Android auto is getting Gemini context from your messages and calendar. Wear OS is getting Create My Widget for watch tiles. The intelligence system is not a phone feature. It is the new name for the entire Android platform across every device it runs on.
The open question is whether the AI actually earns the trust required to run in the background unsupervised. Gemini Intelligence always asks for confirmation before a final action. That is the right call for now.
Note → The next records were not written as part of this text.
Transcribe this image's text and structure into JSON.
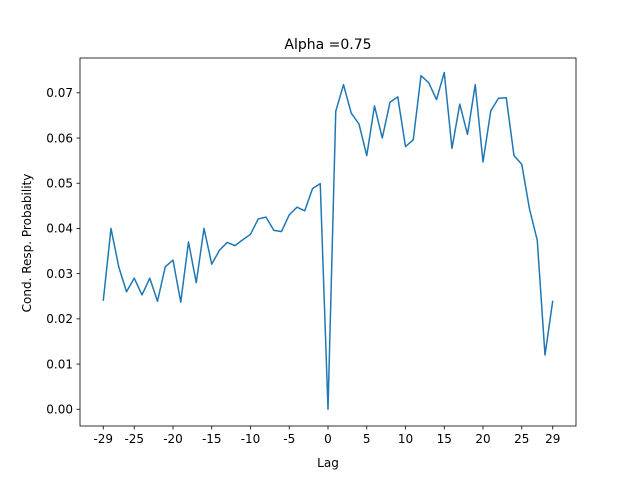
{
  "chart_data": {
    "type": "line",
    "title": "Alpha =0.75",
    "xlabel": "Lag",
    "ylabel": "Cond. Resp. Probability",
    "xlim": [
      -32,
      32
    ],
    "ylim": [
      -0.0037,
      0.0777
    ],
    "xticks": [
      -29,
      -25,
      -20,
      -15,
      -10,
      -5,
      0,
      5,
      10,
      15,
      20,
      25,
      29
    ],
    "xtick_labels": [
      "-29",
      "-25",
      "-20",
      "-15",
      "-10",
      "-5",
      "0",
      "5",
      "10",
      "15",
      "20",
      "25",
      "29"
    ],
    "yticks": [
      0.0,
      0.01,
      0.02,
      0.03,
      0.04,
      0.05,
      0.06,
      0.07
    ],
    "ytick_labels": [
      "0.00",
      "0.01",
      "0.02",
      "0.03",
      "0.04",
      "0.05",
      "0.06",
      "0.07"
    ],
    "grid": false,
    "series": [
      {
        "color": "#1f77b4",
        "x": [
          -29,
          -28,
          -27,
          -26,
          -25,
          -24,
          -23,
          -22,
          -21,
          -20,
          -19,
          -18,
          -17,
          -16,
          -15,
          -14,
          -13,
          -12,
          -11,
          -10,
          -9,
          -8,
          -7,
          -6,
          -5,
          -4,
          -3,
          -2,
          -1,
          0,
          1,
          2,
          3,
          4,
          5,
          6,
          7,
          8,
          9,
          10,
          11,
          12,
          13,
          14,
          15,
          16,
          17,
          18,
          19,
          20,
          21,
          22,
          23,
          24,
          25,
          26,
          27,
          28,
          29
        ],
        "y": [
          0.024,
          0.04,
          0.0315,
          0.026,
          0.029,
          0.0253,
          0.029,
          0.0239,
          0.0315,
          0.033,
          0.0237,
          0.037,
          0.028,
          0.04,
          0.0321,
          0.0352,
          0.0369,
          0.0362,
          0.0375,
          0.0387,
          0.0421,
          0.0425,
          0.0396,
          0.0393,
          0.043,
          0.0447,
          0.0439,
          0.0488,
          0.0499,
          0.0,
          0.0659,
          0.0718,
          0.0655,
          0.0631,
          0.0561,
          0.0671,
          0.06,
          0.0679,
          0.0691,
          0.0581,
          0.0596,
          0.0738,
          0.0722,
          0.0685,
          0.0745,
          0.0577,
          0.0675,
          0.0608,
          0.0718,
          0.0547,
          0.066,
          0.0688,
          0.0689,
          0.0561,
          0.0542,
          0.0443,
          0.0374,
          0.012,
          0.024
        ]
      }
    ]
  }
}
But the version of this that Samat described, where your phone works for you throughout the day without you directing it, requires something more than smart automation.
It requires the user to believe that the AI understands the difference between tasks they would approve and tasks they would not. That trust is built slowly, one confirmed action at a time. The summer 2026 rollout is where the clock starts.
Frequently Asked Questions
What does Google mean by “intelligence system” instead of operating system?
Google’s Android chief Sameer Samat used the phrase to describe a shift from software that responds to commands to software that acts proactively on your behalf using context from your apps and accounts. Gemini Intelligence is the first concrete product built around that idea.
Does Gemini Intelligence act without asking you first?
No. Gemini Intelligence runs multi-step tasks in the background, but always pauses for your confirmation before completing a final action such as a purchase, a booking, or a social media post. You can also monitor progress and stop a task mid-execution via Live Updates in the notification bar.
Does my Pixel 9 get any of the new Gemini Intelligence features?
The Pixel 9 series does not currently qualify for Gemini Intelligence because it runs Gemini Nano v2, not v3. It will receive other Android 17 features, including Rambler in Gboard and the updated Pixel Launcher, but the multi-step automation and Create My Widget features are not confirmed for Pixel 9 devices.
Will Gemini Intelligence come to older Android phones eventually?
Google has not confirmed a timeline for expanding Gemini Intelligence to phones with Gemini Nano v2. The feature requires Nano v3 for its on-device processing model, and whether that model can be pushed to older devices via a software update depends on chipmaker support that has not been publicly addressed.